From Our Readers
September 14, 2014 11:34 am

I walked into my routine shopping center with a familiar happiness settling around me. When I looked around at the crowded clutter of old DVD’s and strangely-colored furniture, I remembered a time when the last place I would be caught was at a flea market.

I’ve always loved the idea of buying things new, and the most marked-down items I accepted were at TJMaxx and Marshalls. I spent all of my middle school and high school years shopping in this highly irresponsible (and pretty snobby) fashion, until my new boyfriend taught me his very affordable and thrifty way of getting amazing deals: used items.

The first time he brought me to a flea market, I was a little cautious and skeptical. There is a lot to sort through in order to find a gem in all that stuff, and a lot of the time it can be expensive if you aren’t good at haggling (I’m not). But once you get past the fact that you aren’t in a super posh store with ultra bright lighting, you can see the beautiful vintage furniture, the genuine old leather jackets and other dusty treasures peeking out at you. I suddenly understood all those indie girls that love antique stuff because it has so much substance and time and history.

The more I opened my eyes to the wonder of second-hand shopping, the more outlets I exposed myself to: tag sales, Salvation Army and the widely-popular Brimfield Fair. I enjoyed seeing what fun things I could add to my bedroom or wardrobe, and I actually started turning my nose up at regular retail products.

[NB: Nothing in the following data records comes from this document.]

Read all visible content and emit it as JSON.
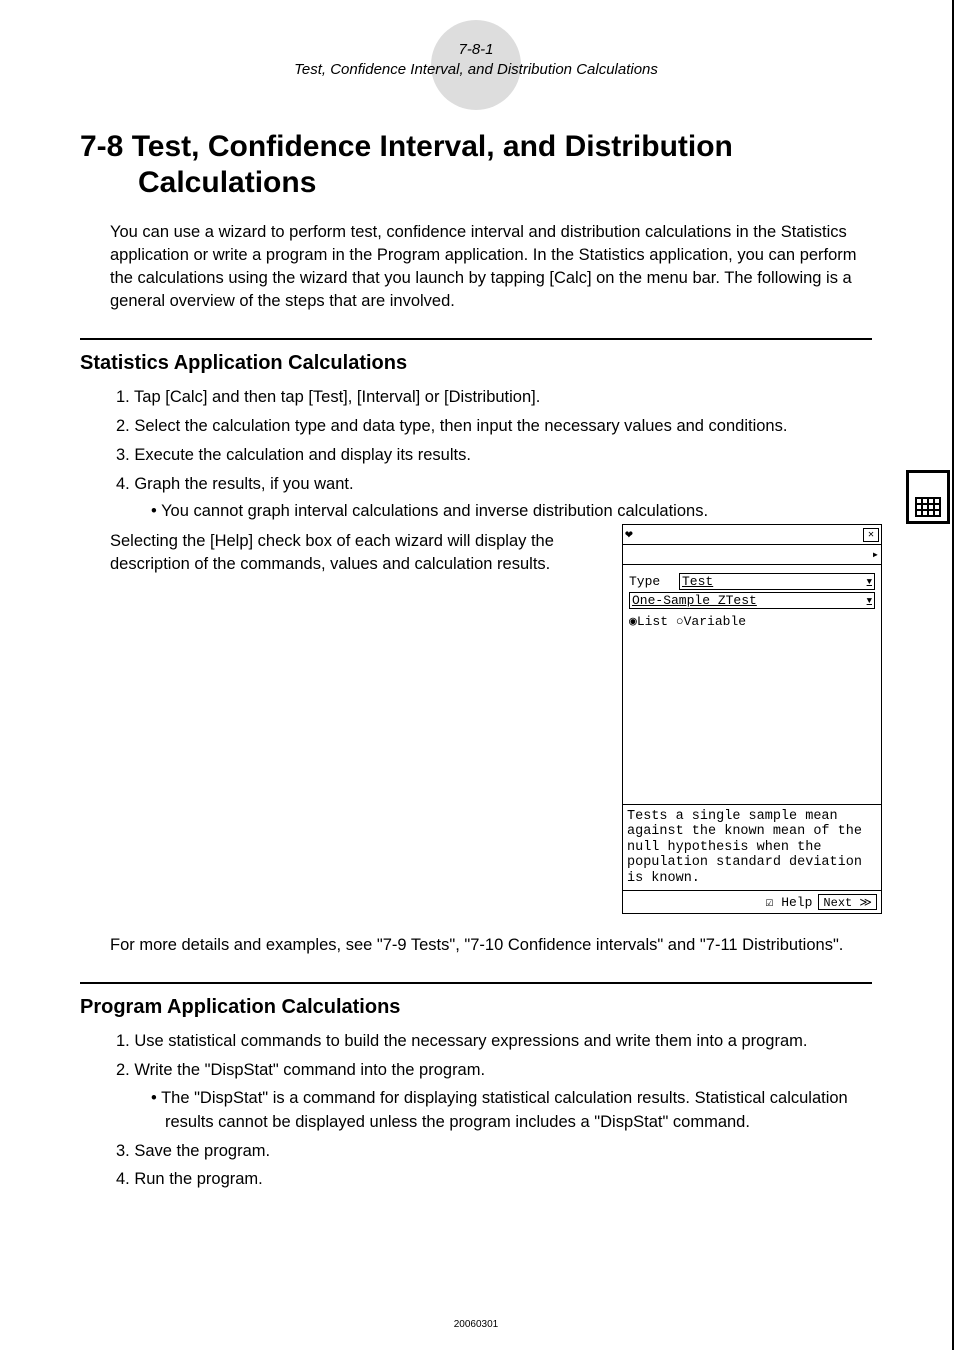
{
  "header": {
    "page_ref": "7-8-1",
    "subtitle": "Test, Confidence Interval, and Distribution Calculations"
  },
  "title": {
    "prefix": "7-8",
    "main": "Test, Confidence Interval, and Distribution Calculations"
  },
  "intro": "You can use a wizard to perform test, confidence interval and distribution calculations in the Statistics application or write a program in the Program application. In the Statistics application, you can perform the calculations using the wizard that you launch by tapping [Calc] on the menu bar. The following is a general overview of the steps that are involved.",
  "section1": {
    "heading": "Statistics Application Calculations",
    "steps": [
      "1. Tap [Calc] and then tap [Test], [Interval] or [Distribution].",
      "2. Select the calculation type and data type, then input the necessary values and conditions.",
      "3. Execute the calculation and display its results.",
      "4. Graph the results, if you want."
    ],
    "bullet": "• You cannot graph interval calculations and inverse distribution calculations.",
    "help_text": "Selecting the [Help] check box of each wizard will display the description of the commands, values and calculation results.",
    "more_details": "For more details and examples, see \"7-9 Tests\", \"7-10 Confidence intervals\" and \"7-11 Distributions\"."
  },
  "wizard": {
    "type_label": "Type",
    "type_value": "Test",
    "subtype_value": "One-Sample ZTest",
    "radio_list": "◉List ○Variable",
    "help_desc": "Tests a single sample mean against the known mean of the null hypothesis when the population standard deviation is known.",
    "help_check": "☑ Help",
    "next_btn": "Next ≫"
  },
  "section2": {
    "heading": "Program Application Calculations",
    "steps": [
      "1. Use statistical commands to build the necessary expressions and write them into a program.",
      "2. Write the \"DispStat\" command into the program."
    ],
    "bullet": "• The \"DispStat\" is a command for displaying statistical calculation results. Statistical calculation results cannot be displayed unless the program includes a \"DispStat\" command.",
    "steps_after": [
      "3. Save the program.",
      "4. Run the program."
    ]
  },
  "footer": "20060301"
}
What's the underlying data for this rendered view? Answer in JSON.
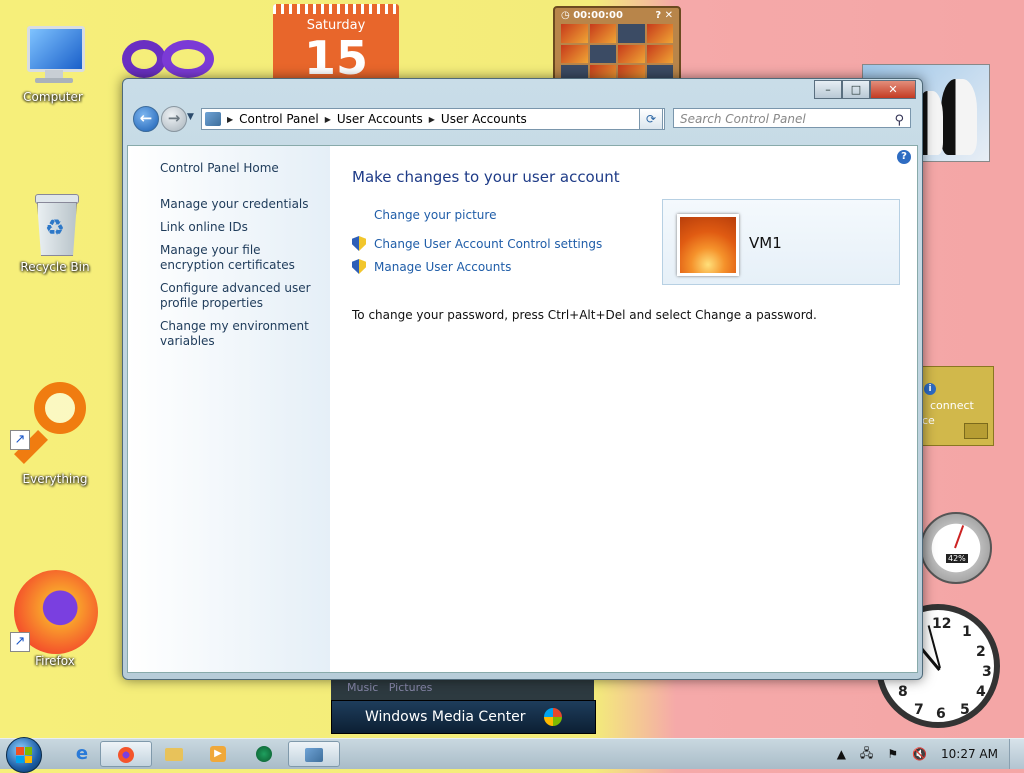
{
  "desktop": {
    "icons": [
      {
        "label": "Computer"
      },
      {
        "label": "Recycle Bin"
      },
      {
        "label": "Everything"
      },
      {
        "label": "Firefox"
      }
    ]
  },
  "gadgets": {
    "calendar": {
      "day_name": "Saturday",
      "day_number": "15"
    },
    "puzzle": {
      "timer": "00:00:00"
    },
    "feed": {
      "text_line1": "connect",
      "text_line2": "ce"
    },
    "cpu": {
      "value": "42%"
    },
    "clock": {
      "numbers": [
        "12",
        "1",
        "2",
        "3",
        "4",
        "5",
        "6",
        "7",
        "8"
      ]
    },
    "media_center": {
      "label": "Windows Media Center",
      "strip_label": "Music   Pictures"
    }
  },
  "window": {
    "title_buttons": {
      "minimize": "–",
      "maximize": "□",
      "close": "✕"
    },
    "nav": {
      "breadcrumbs": [
        "Control Panel",
        "User Accounts",
        "User Accounts"
      ],
      "search_placeholder": "Search Control Panel"
    },
    "left_pane": {
      "home": "Control Panel Home",
      "links": [
        "Manage your credentials",
        "Link online IDs",
        "Manage your file encryption certificates",
        "Configure advanced user profile properties",
        "Change my environment variables"
      ]
    },
    "main": {
      "title": "Make changes to your user account",
      "tasks": [
        "Change your picture",
        "Change User Account Control settings",
        "Manage User Accounts"
      ],
      "password_note": "To change your password, press Ctrl+Alt+Del and select Change a password.",
      "user": {
        "name": "VM1"
      }
    }
  },
  "taskbar": {
    "clock": "10:27 AM"
  },
  "colors": {
    "link": "#1f5da8",
    "title": "#1e3b87",
    "desktop_left": "#f6ef7a",
    "desktop_right": "#f4a6a6"
  }
}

One of the biggest trends in interior design and fashion is “shabby chic.” People go to stores like Anthropologie or Pottery Barn (don’t get me wrong, I love those stores) and buy “vintage” or “antique” sweaters and couches and quilts for hundreds of dollars. Browsing through a flea market is perfect for finding what is best for your next DIY project instead of buying a distressed dresser from a retail store and paying $1,000 for it. This new way of shopping gave me a sense of balance between the overpriced trendy store-bought items and the (sometimes) gently-used things you can find at any second-hand shopping outlet.

The thing about flea markets is that they taught me about quality.

It was hard for me to understand the importance of leather so smooth it felt like butter, or the way a stained wooden chair could be remade for your dream desk area. I spent so much time judging things by getting them new from a handful of stores all of the time. When I see a new trend emerging, I can easily pinpoint if it’s worth buying the supplies retail, DIYing it, or browsing through the items of our past and picking some unique and valuable pieces. It seems silly, because so many people have done second-hand shopping or visited flea markets their whole life, but as someone who was never exposed to them growing up, I can tell you it opens a whole new avenue in the way you shop. It also changed the way you look at decorating your kitchen, or how many H&M sweaters you should really have (I mean you really don’t need tons of $30 sweaters that are shrinking that fast).

I would encourage everyone in a shopping rut to visit a local flea market. They can make you appreciate new ways of picking out quirky accessories for your wardrobe or home . . . and you can even have one of those indie-girl montages that you envy from your favorite light-hearted films.

Heather Murray is a student is Boston studying fashion and communications. She runs a blog called Glitterbunnies and enjoys baking and decorating. You can find her binge watching TV shows and trying to make people smile.